2) Click the instance that you’re interested in.
3) Click More Actions, and then click, Edit and Change Shape.
4) Select the checkbox next to the shape that you want to scale the instance to. Only the compatible shapes appear on the list and then click on change shape.
Save the changes once you edit the shape.
To know how to change the shape of a Virtual Machine (VM) using API operation click here.
Note: If the instance is running, it’s restarted. If you change the shape of a stopped instance, the shape is changed, but the instance remains stopped.
Limitations
- The image that’s used to launch the instance must be compatible with the new shape.
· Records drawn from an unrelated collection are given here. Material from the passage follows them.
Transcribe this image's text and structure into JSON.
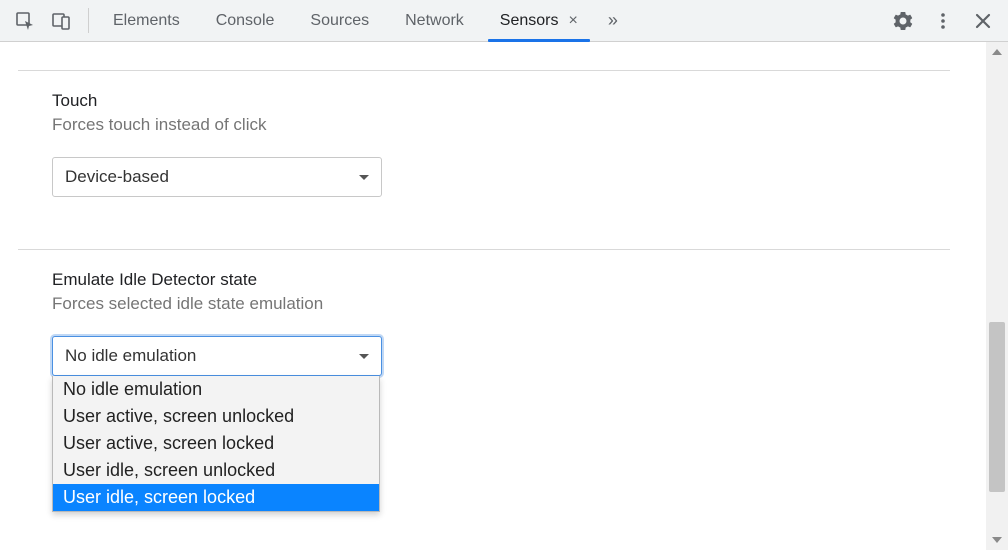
{
  "toolbar": {
    "tabs": [
      {
        "label": "Elements"
      },
      {
        "label": "Console"
      },
      {
        "label": "Sources"
      },
      {
        "label": "Network"
      },
      {
        "label": "Sensors",
        "active": true
      }
    ],
    "overflow_glyph": "»"
  },
  "sections": {
    "touch": {
      "title": "Touch",
      "desc": "Forces touch instead of click",
      "selected": "Device-based"
    },
    "idle": {
      "title": "Emulate Idle Detector state",
      "desc": "Forces selected idle state emulation",
      "selected": "No idle emulation",
      "options": [
        "No idle emulation",
        "User active, screen unlocked",
        "User active, screen locked",
        "User idle, screen unlocked",
        "User idle, screen locked"
      ],
      "highlighted_index": 4
    }
  }
}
To see which shapes are compatible do the following steps.
- On the Instance Details page, click the name of the image.
- Refer to the list of compatible shapes. (check Above)
- We must have sufficient Service limits for the new shape.
- When we resize within the same series, we are billed for the largest shape that we use in the hour.
- If the instance has secondary VNICs configured, we might need to reconfigure them after the instance is rebooted.
- If the applications that run on the instance take a long time to shut down while rebooting, they could be improperly stopped, resulting in data corruption. To know the method of avoiding this click here.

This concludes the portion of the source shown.